Hidden amongst the dense vegetation through a maze of sugarcane fields, the large Salto Cristal waterfall is difficult to access but definitely worth the challenge. Salto Cristal’s waterfall is over a forty-two-meter high terraced stone cliff into a pool over thirty meters in diameter and ten meters deep. Running the perimeter of the pool is a rock ledge – usually submerged just deep enough to create a natural wading pool. The vegetation opens up around the pool’s edge where one can sit or sunbathe. Daredevils can swim across the pool and dive off the terraced walls. Swimming at the base of this impressive waterfall feels like you’ve found your own hidden tropical refuge.
Getting to Salto Cristal is part of the adventure. The trailhead is located about twenty kilometers from La Colmena (see instructions below on getting to the trail head). From here it is about 500 meters to the official entrance, manned by the property’s caretaker (Salto Cristal is on private property). About 500 meters past this is a small clearing that serves as a camp site. A short trail to the right, perpendicular to the main trail leads through the campsite to the top of the waterfall. The trail then T’s out into the stream about two meters wide which winds through the trees and tall grass before plummeting over the edge only a few meters away.
Continuing past the campsite, the main trail ends in a sheer vertical drop-broken by boulders, large rocks and tree roots; this is the hard part. The descent is about forty meters. Take your time going down. Those not wearing adequate shoes may prefer to go barefoot for better grip. If you’re in a large group step to the side when possible and let others pass if you need more time negotiating footholds -this is not a good place to fall. Once at the bottom you will see a small stream, runoff from the waterfall. Take a right and head upstream (consider leaving some sort of marking so you can tell where the trail entrance is). The trail along the stream is quite narrow and you may find it is easier in certain sections to simply walk in the water. As you approach the waterfall, the terrain gets rockier and the stream gets wider. Here you will have to climb over a few large boulders after which the vegetation opens up to reveal the Salto Cristal waterfall in all its glory.
It is best to visit Salto Cristal in the morning, allowing ample time for the trip to the trailhead and hike to the waterfall. Camping at the base of the waterfall is nearly impossible and not recommended. Those who plan to camp at the top of the waterfall should be sure to head back to the campsite before dusk as the way back up is only slightly easier than the trip down.

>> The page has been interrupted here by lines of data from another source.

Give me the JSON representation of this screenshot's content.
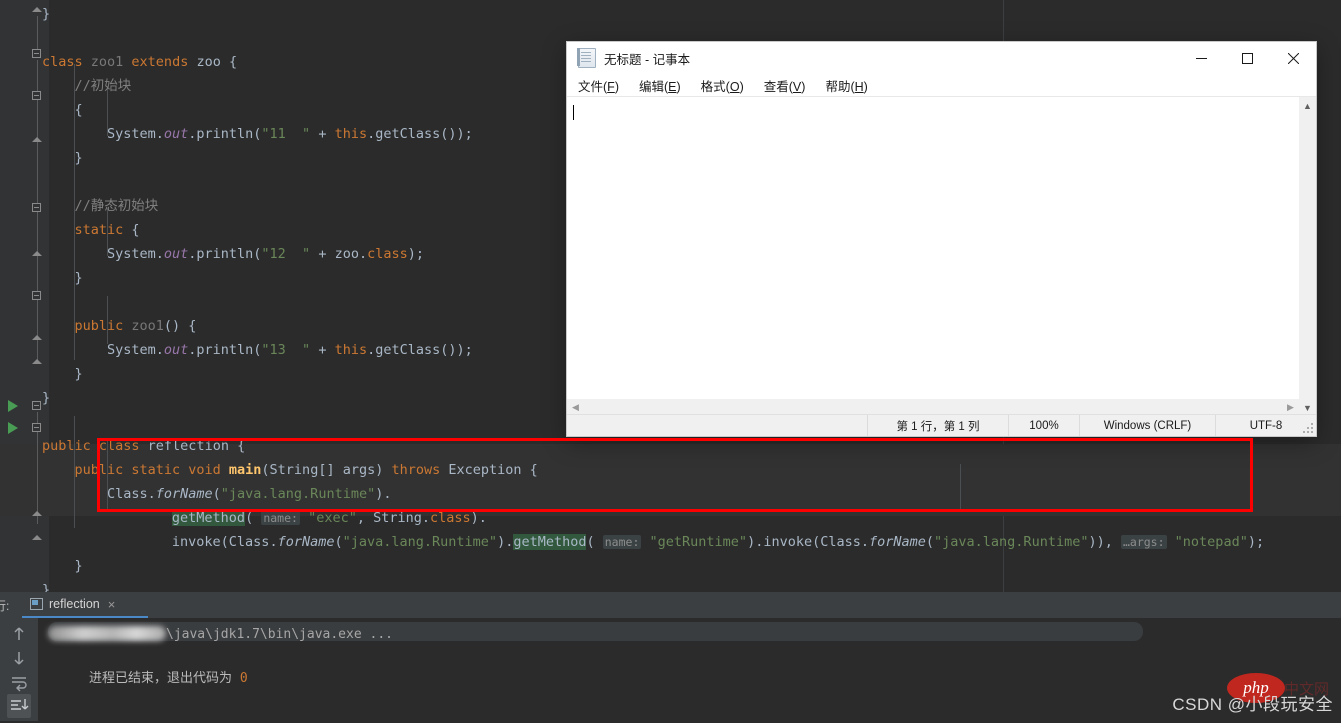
{
  "ide": {
    "code_lines": [
      {
        "indent": 0,
        "tokens": [
          {
            "t": "}",
            "c": "plain"
          }
        ]
      },
      {
        "indent": 0,
        "tokens": []
      },
      {
        "indent": 0,
        "tokens": [
          {
            "t": "class ",
            "c": "kw"
          },
          {
            "t": "zoo1",
            "c": "dim"
          },
          {
            "t": " extends ",
            "c": "kw"
          },
          {
            "t": "zoo",
            "c": "plain"
          },
          {
            "t": " {",
            "c": "plain"
          }
        ]
      },
      {
        "indent": 1,
        "tokens": [
          {
            "t": "//初始块",
            "c": "cmt"
          }
        ]
      },
      {
        "indent": 1,
        "tokens": [
          {
            "t": "{",
            "c": "plain"
          }
        ]
      },
      {
        "indent": 2,
        "tokens": [
          {
            "t": "System.",
            "c": "plain"
          },
          {
            "t": "out",
            "c": "fld"
          },
          {
            "t": ".println(",
            "c": "plain"
          },
          {
            "t": "\"11  \"",
            "c": "str"
          },
          {
            "t": " + ",
            "c": "plain"
          },
          {
            "t": "this",
            "c": "kw"
          },
          {
            "t": ".getClass());",
            "c": "plain"
          }
        ]
      },
      {
        "indent": 1,
        "tokens": [
          {
            "t": "}",
            "c": "plain"
          }
        ]
      },
      {
        "indent": 0,
        "tokens": []
      },
      {
        "indent": 1,
        "tokens": [
          {
            "t": "//静态初始块",
            "c": "cmt"
          }
        ]
      },
      {
        "indent": 1,
        "tokens": [
          {
            "t": "static",
            "c": "kw"
          },
          {
            "t": " {",
            "c": "plain"
          }
        ]
      },
      {
        "indent": 2,
        "tokens": [
          {
            "t": "System.",
            "c": "plain"
          },
          {
            "t": "out",
            "c": "fld"
          },
          {
            "t": ".println(",
            "c": "plain"
          },
          {
            "t": "\"12  \"",
            "c": "str"
          },
          {
            "t": " + zoo.",
            "c": "plain"
          },
          {
            "t": "class",
            "c": "kw"
          },
          {
            "t": ");",
            "c": "plain"
          }
        ]
      },
      {
        "indent": 1,
        "tokens": [
          {
            "t": "}",
            "c": "plain"
          }
        ]
      },
      {
        "indent": 0,
        "tokens": []
      },
      {
        "indent": 1,
        "tokens": [
          {
            "t": "public ",
            "c": "kw"
          },
          {
            "t": "zoo1",
            "c": "dim"
          },
          {
            "t": "() {",
            "c": "plain"
          }
        ]
      },
      {
        "indent": 2,
        "tokens": [
          {
            "t": "System.",
            "c": "plain"
          },
          {
            "t": "out",
            "c": "fld"
          },
          {
            "t": ".println(",
            "c": "plain"
          },
          {
            "t": "\"13  \"",
            "c": "str"
          },
          {
            "t": " + ",
            "c": "plain"
          },
          {
            "t": "this",
            "c": "kw"
          },
          {
            "t": ".getClass());",
            "c": "plain"
          }
        ]
      },
      {
        "indent": 1,
        "tokens": [
          {
            "t": "}",
            "c": "plain"
          }
        ]
      },
      {
        "indent": 0,
        "tokens": [
          {
            "t": "}",
            "c": "plain"
          }
        ]
      },
      {
        "indent": 0,
        "tokens": []
      },
      {
        "indent": 0,
        "tokens": [
          {
            "t": "public class ",
            "c": "kw"
          },
          {
            "t": "reflection",
            "c": "plain"
          },
          {
            "t": " {",
            "c": "plain"
          }
        ]
      },
      {
        "indent": 1,
        "tokens": [
          {
            "t": "public static ",
            "c": "kw"
          },
          {
            "t": "void ",
            "c": "kw"
          },
          {
            "t": "main",
            "c": "mth-b"
          },
          {
            "t": "(String[] args) ",
            "c": "plain"
          },
          {
            "t": "throws ",
            "c": "kw"
          },
          {
            "t": "Exception {",
            "c": "plain"
          }
        ]
      },
      {
        "indent": 2,
        "tokens": [
          {
            "t": "Class.",
            "c": "plain"
          },
          {
            "t": "forName",
            "c": "ital"
          },
          {
            "t": "(",
            "c": "plain"
          },
          {
            "t": "\"java.lang.Runtime\"",
            "c": "str"
          },
          {
            "t": ").",
            "c": "plain"
          }
        ]
      },
      {
        "indent": 4,
        "tokens": [
          {
            "t": "getMethod",
            "c": "usage"
          },
          {
            "t": "( ",
            "c": "plain"
          },
          {
            "t": "name:",
            "c": "hint"
          },
          {
            "t": " ",
            "c": "plain"
          },
          {
            "t": "\"exec\"",
            "c": "str"
          },
          {
            "t": ", String.",
            "c": "plain"
          },
          {
            "t": "class",
            "c": "kw"
          },
          {
            "t": ").",
            "c": "plain"
          }
        ]
      },
      {
        "indent": 4,
        "tokens": [
          {
            "t": "invoke(Class.",
            "c": "plain"
          },
          {
            "t": "forName",
            "c": "ital"
          },
          {
            "t": "(",
            "c": "plain"
          },
          {
            "t": "\"java.lang.Runtime\"",
            "c": "str"
          },
          {
            "t": ").",
            "c": "plain"
          },
          {
            "t": "getMethod",
            "c": "usage"
          },
          {
            "t": "( ",
            "c": "plain"
          },
          {
            "t": "name:",
            "c": "hint"
          },
          {
            "t": " ",
            "c": "plain"
          },
          {
            "t": "\"getRuntime\"",
            "c": "str"
          },
          {
            "t": ").invoke(Class.",
            "c": "plain"
          },
          {
            "t": "forName",
            "c": "ital"
          },
          {
            "t": "(",
            "c": "plain"
          },
          {
            "t": "\"java.lang.Runtime\"",
            "c": "str"
          },
          {
            "t": ")), ",
            "c": "plain"
          },
          {
            "t": "…args:",
            "c": "hint"
          },
          {
            "t": " ",
            "c": "plain"
          },
          {
            "t": "\"notepad\"",
            "c": "str"
          },
          {
            "t": ");",
            "c": "plain"
          }
        ]
      },
      {
        "indent": 1,
        "tokens": [
          {
            "t": "}",
            "c": "plain"
          }
        ]
      },
      {
        "indent": 0,
        "tokens": [
          {
            "t": "}",
            "c": "plain"
          }
        ]
      }
    ],
    "annotation": {
      "shape": "rectangle",
      "color": "#ff0000"
    },
    "colors": {
      "editor_bg": "#2b2b2b",
      "gutter_bg": "#313335",
      "keyword": "#cc7832",
      "string": "#6a8759",
      "comment": "#808080",
      "field": "#9876aa",
      "method": "#ffc66d",
      "default_text": "#a9b7c6",
      "usage_highlight": "#32593d",
      "run_arrow": "#499c54",
      "accent": "#ff0000"
    }
  },
  "console": {
    "run_label": "行:",
    "tab_label": "reflection",
    "tab_close": "×",
    "command_line": "\\java\\jdk1.7\\bin\\java.exe ...",
    "output_line": "进程已结束，退出代码为 ",
    "exit_code": "0",
    "toolbar": {
      "up": "up-arrow",
      "down": "down-arrow",
      "soft_wrap": "soft-wrap",
      "scroll_end": "scroll-to-end"
    }
  },
  "notepad": {
    "title": "无标题 - 记事本",
    "icon": "notepad-icon",
    "controls": {
      "minimize": "—",
      "maximize": "□",
      "close": "✕"
    },
    "menu": [
      {
        "label": "文件",
        "accel": "F"
      },
      {
        "label": "编辑",
        "accel": "E"
      },
      {
        "label": "格式",
        "accel": "O"
      },
      {
        "label": "查看",
        "accel": "V"
      },
      {
        "label": "帮助",
        "accel": "H"
      }
    ],
    "text_value": "",
    "status": {
      "position": "第 1 行，第 1 列",
      "zoom": "100%",
      "line_ending": "Windows (CRLF)",
      "encoding": "UTF-8"
    }
  },
  "watermark": {
    "text": "CSDN @小段玩安全",
    "logo_text": "php",
    "logo_suffix": "中文网"
  }
}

La Colmena has no dedicated taxis, however, those without a car can inquire at Hotel Fujimi or the Municipal office for a local with a truck willing to provide taxi service to and from Salto Cristal (this usually costs about Gs. 100,000). This may require advanced notice so plan to spend the night in La Colmena and head to Salto Cristal the next morning. If you want to camp at Salto Cristal you can arrange to be picked up at a later date. There is usually a Peace Corp Volunteer (voluntario de Cuerpo de Paz) in town who can be contacted if you are having trouble with the language barrier.
DTP tour operator (see Guided Tours) offers a tour which includes rappelling down Salto Cristal -this can be done as a standalone tour or in conjunction with other area attractions such as Parque Nacional Ybycui. Entry fee: Gs. 10,000-15,000, Camping: Gs.20,000 per person per day, transportation to Salto Cristal: Gs. 150,000 – 200,000. A small clearing at the top of the waterfall is used as a camp ground but there are no facilities – you will need to bring and pack out all supplies, food and trash. A first aid kit is essential and, in case of an emergency, travelers should note only Tigo cell phones will get a (weak) signal at the campsite.